/compis

Contemporary systems programming language in the spirit of C

Primary LanguageCApache License 2.0Apache-2.0

Compis is a contemporary systems programming language in the spirit of C.

The compiler supports writing programs in mixed Compis and C; you can mix .c and .co source files. It accomplishes this by bundling some LLVM tools, like clang and lld into one executable. The LLVM dependency might go away someday.

"Compis" is a variation on the Swedish word "kompis", meaning "buddy" or "comrade." It's also a nod to one of the first computers I used as a kid.

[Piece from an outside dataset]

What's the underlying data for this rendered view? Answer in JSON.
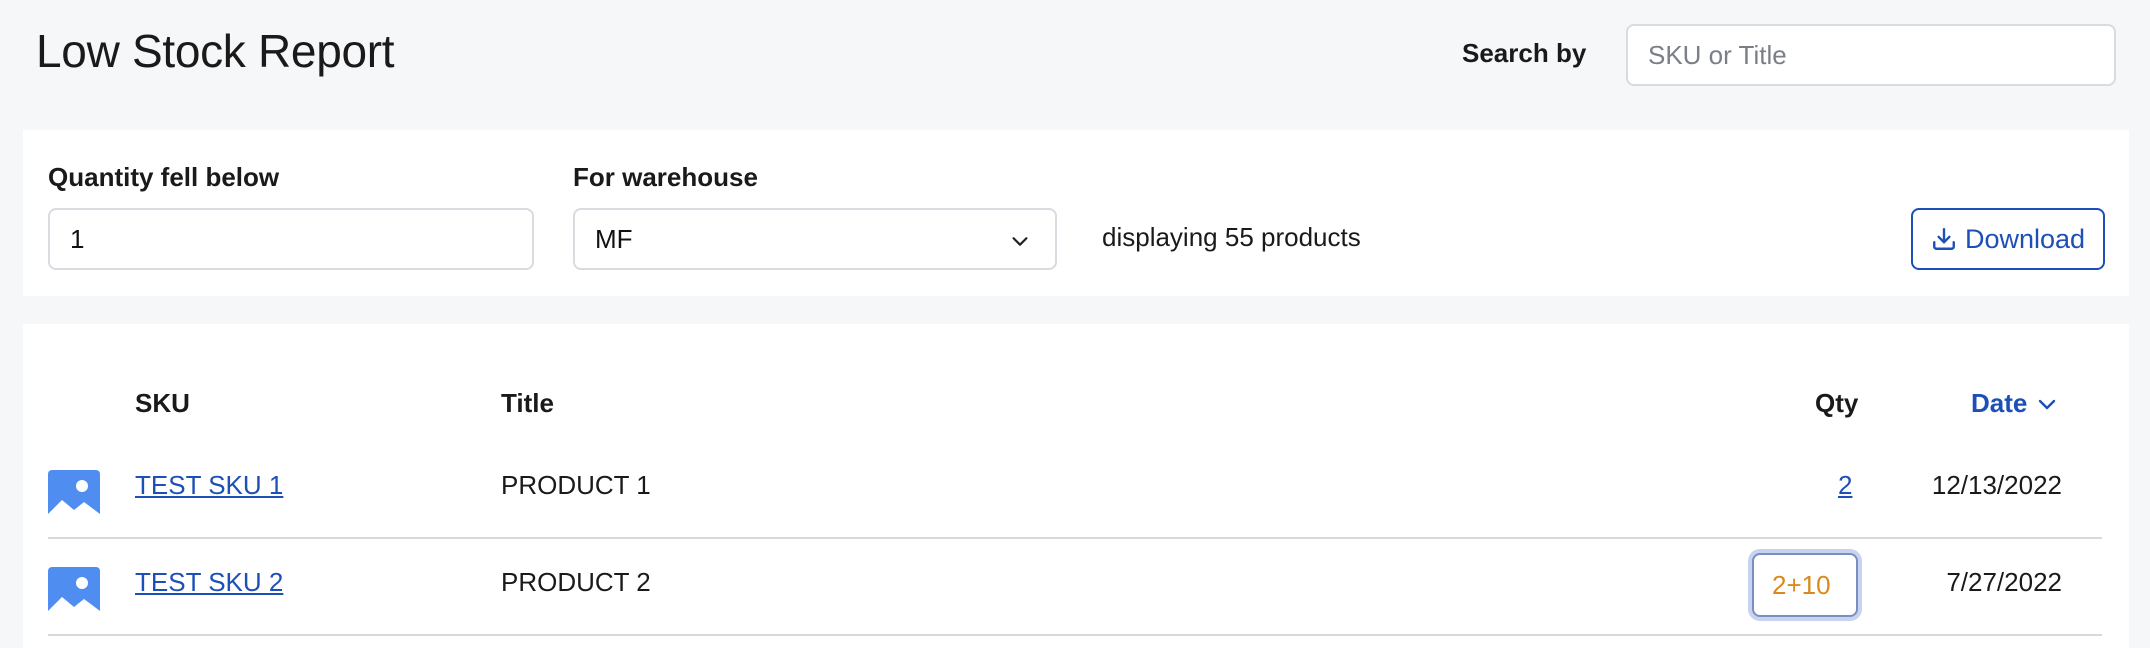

Note: Compis is under development

Usage:

$ co build -o foo main.co
$ ./foo

Features

  • Memory safety via ownership let x *Thing = thing // move, not copy
  • Simple: primitive values, arrays, structs and functions.
  • Convention over configuration: Sensible defaults. One way to do something.
  • Compiler is a statically-linked, single executable.
  • Hackable pragmatic compiler (parse → type-check → static analysis → codegen → link)

Tour of the language

Clarity

Compis attempts to make local reasoning about code as easy as possible. There are no implicit type conversion, no side effects from language constructs and the lifetime constraints of a value is explicitly encoded in its type.

Memory safety

Compis manages the lifetime of values which are considered "owners." In other words, memory allocation and deallocation is automatically managed. There's an escape hatch ("unsafe" blocks & functions; unimplemented) for when you need precise control.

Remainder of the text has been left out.